Questa nuova svolta allora rischia di essere un boomerang per lo stesso presidente, che può far valere gli ottimi dati economici in vista della corsa elettorale e che poteva al massimo avere bisogno di un accordo sul piano internazionale. E invece, in un momento in cui la Corea del Nord è tornata a minacciare Washington con il nucleare, Trump ha deciso di dare luce verde a un'operazione destabilizzante per molteplici motivi.

LE CONSEGUENZE DEL RAID USA

Quali saranno le conseguenze? Ce ne potrebbero essere almeno sei. La prima, la più ovvia, è che ogni speranza di accordo nucleare con l'Iran è tramontato definitivamente. La seconda è quella di un ricompattamento del fronte interno alla Repubblica Islamica. Dopo le proteste anti regime delle scorse settimane, represse nel sangue, il clima è subito cambiato, con manifestazioni di piazza contro il "Satana" a stelle e strisce. La terza è che l'Iran non potrà stare a guardare: bisogna solo capire dove e quando, ma la reazione ci sarà. La quarta è che si darà nuovo fiato al terrorismo. In particolare in Iraq, dove una situazione già caotica è destinata a diventare incontrollabile. La quinta, indiretta, è che la Cina potrebbe beneficiare ancora una volta (in un momento critico) delle distrazioni Usa nel pantano mediorientale.

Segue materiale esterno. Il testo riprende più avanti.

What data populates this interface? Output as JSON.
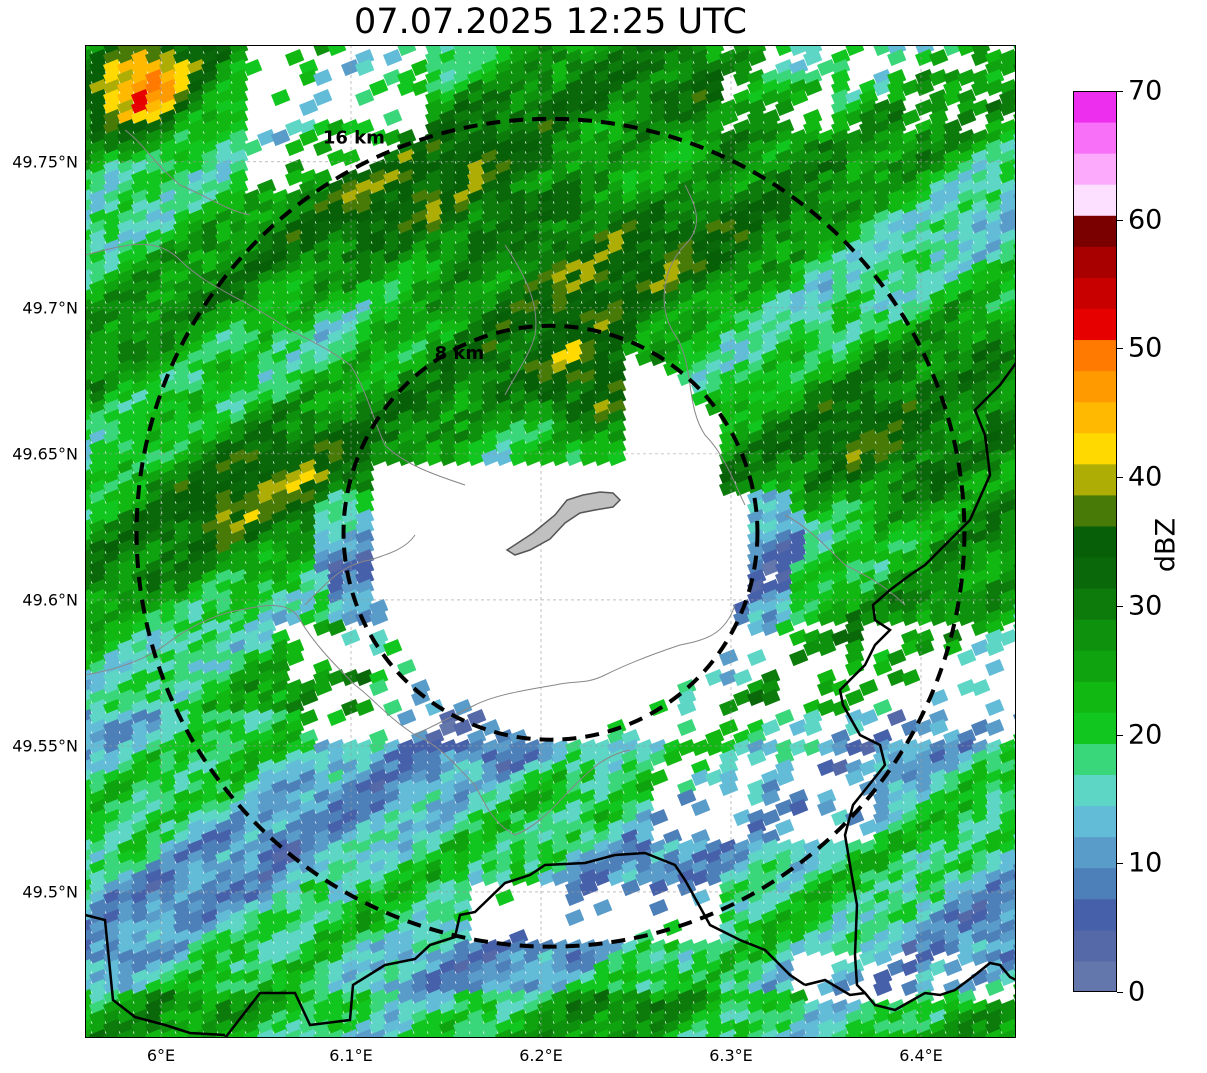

La sesta, e potenzialmente più spaventosa: lo scoppio di una guerra. E non si sta parlando di una guerra del Golfo in stile anni Novanta. No, con l'Iran la dimensione di un possibile conflitto sarebbe infinitamente più grande. Solo Israele si è schierata apertamente al fianco di Washington sull'uccisione di Soleimani. L'Iraq potrebbe diventare ancora una volta il campo di battaglia, con il parlamento di Baghdad che sembra già deciso a richiedere la ritirata delle truppe Usa, mentre Trump annuncia l'invio di nuove truppe. E le forze filo iraniane avranno gioco più semplice. sfruttando il sentimento di sovranità violata (ancora una volta), per influenzare il paese limitrofo. 

Al momento, comunque, la possibilità più concreta è una escalation di attentati e attacchi nella regione, ma non di una guerra tout court anche perché Trump non sembra essere intenzionato a farsi trascinare a un conflitto vero e proprio.

L'Iran può godere dell'appoggio di svariate milizie sciite e di Hezbollah, che tra l'altro ha appena piazzato Hassan Diab alla guida del Libano, così come di quella degli Houthi coinvolti nella guerra in Yemen. Senza contare l'amicizia del siriano Assad e della Russia. Solo qualche giorno fa le forze militari di Teheran, Mosca e Pechino sono state coinvolte in un'esercitazione comune. Elementi da tenere in considerazione. Interessante anche capire come si posizionerà proprio il Cremlino, che potrebbe essere decisivo per il contenimento dell'escalation.